Why is the action integral of relativity particles $S = -mc\int ds$? [duplicate]

Question

In my classical mechanic course material, it states that

(In context of relativity) The path of a particle is called its "world line". Each world line can be noted mathematically using the parametric equation $x^\mu=x^\mu(\tau)$. Where $x^\mu$ is the position four-vector and $\tau$ is a Lorentz invariant. Symmetricity shows that the action integral of such particle can only be $$S = -mc\int ds = -mc \int d\tau \left(\frac{dx^\mu}{d\tau}\frac{dx_\mu}{d\tau} \right)^{1/2}$$

My questions are:

1. What is this symmetricity that the paragraph is talking about?
2. What is the Lagrangian here?
3. Why is the action integral given as $S = -mc\int ds$? As most action I have encountered are in the form of $\int L(q,\dot{q},t) \mathrm{d}t$

Answer 1

1. By symmetricity the course material is apparently pointing out that (up to a multiplicative constant) the only$^1$ (local) Lorentz-invariant & coordinate-independent quantity associated with a (possibly virtual) world-line $$\lambda~\mapsto~ x^{\mu}(\lambda) $$ between 2 spacetime events is the arc length $\Delta s=c\Delta \tau$.

2. Hence it is natural to chose the action functional $$S[x]~=~\int_{\lambda_i}^{\lambda_f} \!d\lambda~L(x,\dot{x})$$ to be the elapsed proper time $\Delta \tau$ (up to a multiplicative constant), cf. e.g. this related Phys.SE post. Here $\lambda$ is a world-line parameter.

3. The Lagrangian is $$L(x,\dot{x})~=~ -mc\sqrt{\dot{x}^2},\qquad \dot{x}^2~:=~g_{\mu\nu}(x)~ \dot{x}^{\mu}\dot{x}^{\nu}, \qquad \dot{x}^{\mu}~:=~\frac{dx^{\mu}}{d\lambda},$$ with signature $(+,-,-,-)$,

--

$^1$ We are excluding possible higher-order invariants not suitable for a first-order action principle.

Answer 2

The canonical way can be checked on WIKI. Here I would like to show you a hand-wavy solution:

First, we anticipate our action to be relativistically invariant, so dt, the integral element of non-relativistic action, is invalid, the best as well as the simplest supplant is d\tau, the so-called proper time.

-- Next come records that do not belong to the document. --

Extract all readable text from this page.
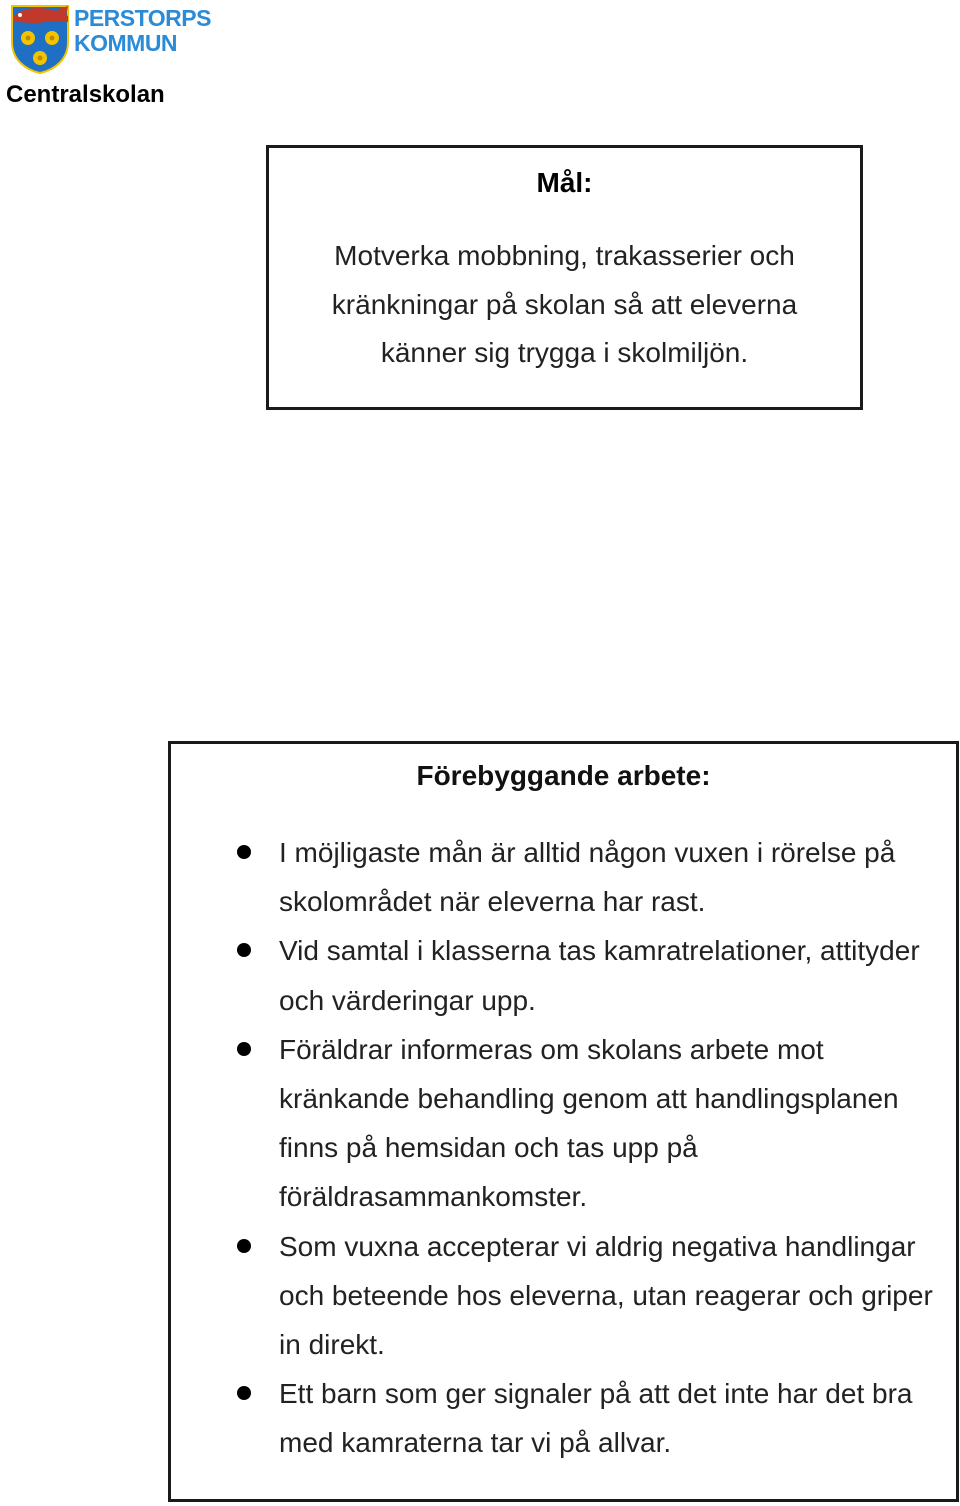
PERSTORPS
KOMMUN
Centralskolan
Mål:
Motverka mobbning, trakasserier och kränkningar på skolan så att eleverna känner sig trygga i skolmiljön.
Förebyggande arbete:
I möjligaste mån är alltid någon vuxen i rörelse på skolområdet när eleverna har rast.
Vid samtal i klasserna tas kamratrelationer, attityder och värderingar upp.
Föräldrar informeras om skolans arbete mot kränkande behandling genom att handlingsplanen finns på hemsidan och tas upp på föräldrasammankomster.
Som vuxna accepterar vi aldrig negativa handlingar och beteende hos eleverna, utan reagerar och griper in direkt.
Ett barn som ger signaler på att det inte har det bra med kamraterna tar vi på allvar.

Then in the context of special relativity, we naively suppose particles are moving inertially, and the velocity can hence be settled as 0 after a linear coordinate transformation leaving the action invariant. Hamiltonian, as well as Lagrangian, is, as relativistic mechanics, mc^2.

Adding them up to an extra conventional minus sign is the solution.